- Imeros Location within Greece
- Coordinates: 40°57′28″N 25°22′13″E﻿ / ﻿40.9578°N 25.3702°E
- Country: Greece
- Administrative region: East Macedonia and Thrace
- Regional unit: Rhodope
- Municipality: Maroneia-Sapes
- Municipal unit: Maroneia

Population (2021)
- • Community: 213
- Time zone: UTC+2 (EET)
- • Summer (DST): UTC+3 (EEST)

= Imeros =

Imeros is a small village in the northeastern part of Greece (Thrace). Imeros is located 1.5 km from the coastline of Thracian Sea. It belongs to the municipality of Maroneia-Sapes since 2011. Its population is 213 (2021 census). During the summer, it attracts many tourists visiting its beautiful crystal clear beach, which is 1.5 km from the center square of Imeros. The people of Imeros are refugees from Thrace and Asia Minor who originally settled in the area in 1922. The population exchanges between Greece and Turkey. One of the main features of the village is an organization named the Environmental Information/Educational Centre. The main jobs in Imeros are farming, fishing, and trading.

== History ==

When Imeros first became a village, it was situated 500m west of its current location. After a small period of time, the village was relocated to its current location. The name Imeros is derived from the Turkish word imaret, which means "nursing home". The village is named Imeros because supposedly, before returning to Turkey, a Turkish governor was embraced by the hospitality and care that the people there gave him. Some years later the name was transformed into Imeros, a Greek mythological god.

== Role ==

Imeros is an important geographical place, as it bonds the two regional units Xanthi and Evros. There is a coastal road that crosses through Imeros and during the summertime many vehicles pass through. Also, a National Observatory of Athens weather forecast station exists in Imeros.

== Agia Marina church ==

The Agia Marina Church is situated 500m west of the village in the directions of the Lissos River. The church was built on 2 acres of land and includes a huge outdoor yard. The first Agia Marina Church was built in 1922 when the first settlers of Imeros arrived. A new church was built in the early 1980s and was finished in 1988. A holy picture of Santa Marina (Agia Marina) that was brought with the original settlers is located in the old church. It is under guard at all times. In 2003, the religious organization of Agia Marina of Imeros was established. With the establishment of this organization came a large number of renovations to the church. The fence around the church was replaced, outdoor lighting was installed, a Byzantine holy icon painting was added. On the grounds of the churchyard there exists a guesthouse, used in the summer for church events. The foundation of the guesthouse is in good condition thanks to the help of volunteers, which have also up kept the inside and outside of the church. Every year on July 16, the church hold festive events that bring many people to the area.
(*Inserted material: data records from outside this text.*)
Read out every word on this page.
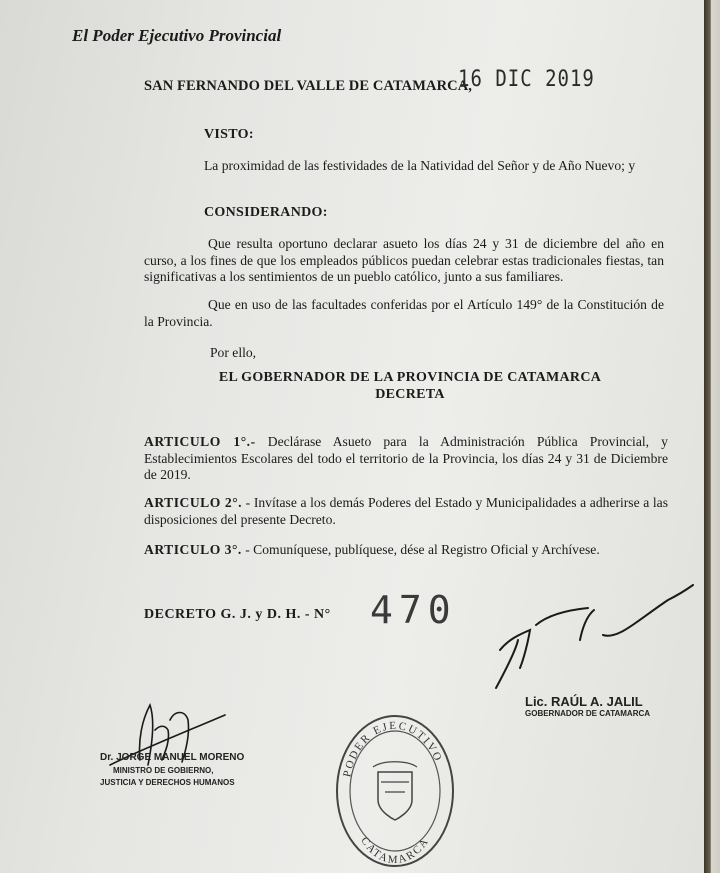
El Poder Ejecutivo Provincial

SAN FERNANDO DEL VALLE DE CATAMARCA,

16 DIC 2019

VISTO:

La proximidad de las festividades de la Natividad del Señor y de Año Nuevo; y

CONSIDERANDO:

Que resulta oportuno declarar asueto los días 24 y 31 de diciembre del año en curso, a los fines de que los empleados públicos puedan celebrar estas tradicionales fiestas, tan significativas a los sentimientos de un pueblo católico, junto a sus familiares.

Que en uso de las facultades conferidas por el Artículo 149° de la Constitución de la Provincia.

Por ello,

EL GOBERNADOR DE LA PROVINCIA DE CATAMARCA

DECRETA

ARTICULO 1°.- Declárase Asueto para la Administración Pública Provincial, y Establecimientos Escolares del todo el territorio de la Provincia, los días 24 y 31 de Diciembre de 2019.

ARTICULO 2°. - Invítase a los demás Poderes del Estado y Municipalidades a adherirse a las disposiciones del presente Decreto.

ARTICULO 3°. - Comuníquese, publíquese, dése al Registro Oficial y Archívese.

DECRETO G. J. y D. H. - N° 470

Lic. RAÚL A. JALIL

GOBERNADOR DE CATAMARCA

Dr. JORGE MANUEL MORENO

MINISTRO DE GOBIERNO,

JUSTICIA Y DERECHOS HUMANOS

PODER EJECUTIVO
CATAMARCA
== Imeros beach and port ==

Imeros Beach, located 1.5 km south of the village, is a main attraction in Imeros. There is 2 km of shoreline with crystal clear waters and a beautiful sandy beach. It is the nearest beach from Komotini, the capital of Rhodope unit. Imeros Beach is also the most popular beach after Fanari beach. A cultural association of young people from Imeros was established in 2012. Their goal was to develop and enhance the coastal area as well as the main attractions in the village. A small port is located some meters from the beach, where small fishing boats are typically anchored.
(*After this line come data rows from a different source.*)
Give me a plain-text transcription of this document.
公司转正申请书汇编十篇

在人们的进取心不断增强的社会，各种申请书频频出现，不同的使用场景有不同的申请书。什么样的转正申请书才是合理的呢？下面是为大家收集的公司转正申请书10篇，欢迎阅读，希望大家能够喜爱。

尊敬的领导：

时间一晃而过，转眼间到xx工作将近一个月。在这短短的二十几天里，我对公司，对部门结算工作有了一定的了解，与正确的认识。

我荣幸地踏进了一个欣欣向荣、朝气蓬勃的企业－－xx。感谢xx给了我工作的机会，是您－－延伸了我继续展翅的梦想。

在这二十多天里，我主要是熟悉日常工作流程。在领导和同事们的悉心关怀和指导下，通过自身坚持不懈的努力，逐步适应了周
== Environmental-natural centre ==

The Environmental-Natural Centre is located in the old primary school of Imeros. The ENC is visited by all ages of children and adults. The goal of the Environmental-Natural Centre is to educate and inform others about the flora and fauna of the area. This is especially pertinent because there are several water lands nearby. The ENC has been working on the local water lands since 2003. Apart from the environmental aspect, the Environmental-Natural Centre plans other events in the Mikros Diakosmos, a cultural place located on Imeros Beach. During July and August, theatrical plays take place which are visited by area schools. Orchestras have also performed there.

== Waterlands complex ==

The surrounding area of Imeros is characterized by several wetlands varying in size. The wetlands have an important ecological role by providing home and food to waterbirds. Many bicycle tourists visit and take photos and footage each year of the wetlands of Imeros.